Geçenlerde instagram’da dolaşıyorum. O reklam, bu reklam, şu reklam derken “TEREK ANTİK” diye bir hesapla karşılaştım.
- Terek: Dikkatimi çeken ve hayatıma giren yeni bir kelime daha. Osmanlıca sözlüğe göre duvarlara boydan boya yapılan raflara verilen admış. Merak ettim ve hesabı takip ettim.
#Şöyle Bir Eskilere Gittim#
Ne güzeldir bazen eskilere gitmek. Peki biz neden sürekli eskilere gidiyoruz? Biraz da eskiler bize gelsin.
Geçmiş anılarımız zamanımızı, antikalarımız da evimizi süslesin. Antika ; maddi değerinden çok şu günlerde maveni değerinin yüksek olduğu eski eşyalardır. Acaba bu eşyalardan günümüz Türkiyesi’nde kaç kişinin evinde var?
#Nerede O Eski Dikiş Makineleri!!#
Dikiş makinesi mi kaldı bu devirde? İnsanlar yakında üç boyutlu yazıcılardan kendi giyecekleri kıyafetleri çıkaracaklar. Ki bunun örneğini İsrailli tasarımcı Danit Peleg’te gördük. Tel Aviv’de düzenlediği bir moda defilesinde 3D (3 boyutlu) yazıcısında tasarladığı kıyafetleri sergileyen Peleg, bir röportajında iğne iplik kullanmayı bilmeyen kişilerin bu şekilde kendilerine kıyafetler yapacağını belirtmişti.
Demem o ki artık yeni model Singer dikiş makineleri de tarihe gömülüp antika olarak hayatımızda yerini alacak.
#ACABA ALACAK MI?#
Genel olarak baktığımızda özellikle “yeni nesil” dediğimiz kesimin bırakın antik eşyaları antik değerlerimizi bile bilmediklerini görüyoruz. Gün geçtikçe de bunların yok olacağı gayet açık ortada. Yapmamız gereken ise bizden sonrakilere maddi ve manevi bu değerlerimizi tanıtmaktır.
#ÇOCUKLARIMIZI ANTİKACILARLA TANIŞTIRALIM#
Çocuklarımızı ara sıra antika eşya satan dükkanlara götürmekle bu işe başlayabiliriz. Ahh ne güzeldi o tablolar, o kenarları işlenmiş tahtadan resim çerçeveleri, etaminden manzara işlemeleri, çiçekli vazolar, bakır tabak çanaklar, sırf dönüşünü görmek için çevirerek telefon numarası tuşladığımız eski, tabiri caizse çevirmeli ev telefonları… Say say bitmez. Peki bunlara olan ilgimiz!! Parmakla saysak anca o kadar yapar. İnsan bu güzellikleri kaybettikçe geçmişini de unutuyor ne yazık ki!

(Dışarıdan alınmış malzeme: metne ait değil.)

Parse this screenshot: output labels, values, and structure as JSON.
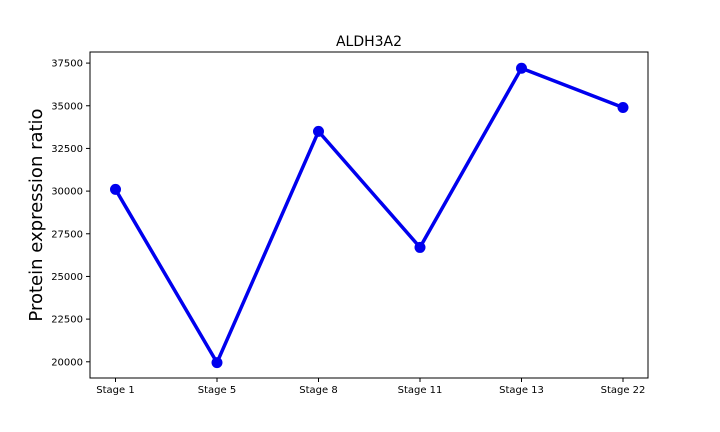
{
  "chart_data": {
    "type": "line",
    "title": "ALDH3A2",
    "xlabel": "",
    "ylabel": "Protein expression ratio",
    "categories": [
      "Stage 1",
      "Stage 5",
      "Stage 8",
      "Stage 11",
      "Stage 13",
      "Stage 22"
    ],
    "series": [
      {
        "values": [
          30100,
          19950,
          33500,
          26700,
          37200,
          34900
        ]
      }
    ],
    "ylim": [
      19050,
      38150
    ],
    "yticks": [
      20000,
      22500,
      25000,
      27500,
      30000,
      32500,
      35000,
      37500
    ],
    "ytick_labels": [
      "20000",
      "22500",
      "25000",
      "27500",
      "30000",
      "32500",
      "35000",
      "37500"
    ],
    "grid": false,
    "legend": "none",
    "line_color": "#0000ee"
  }
}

Oturup tekrar bir geçmişimizi gözden geçirirsek oturduğumuz sandalyeye kadar hep antikalarla büyüdük. Peki şimdi neden bunları görmezden geliyoruz? Evdeki duvar saatimizin, yemek yediğimiz tabağın, çiçek koyduğumuz vazonun antika olduğunu düşündüğümüzde işte o zaman değerlerimizden bir şeyler yitirmemişizdir.
Şimdi gaz lambamızı yakıp eskileri yad ederken yüzümüzdeki o tatlı, mutlu bazen de geçmişimizden kalan güzel anıların yansıttığı hüzünle bakır bardaklardaki çaylarımızı yudumlayalım.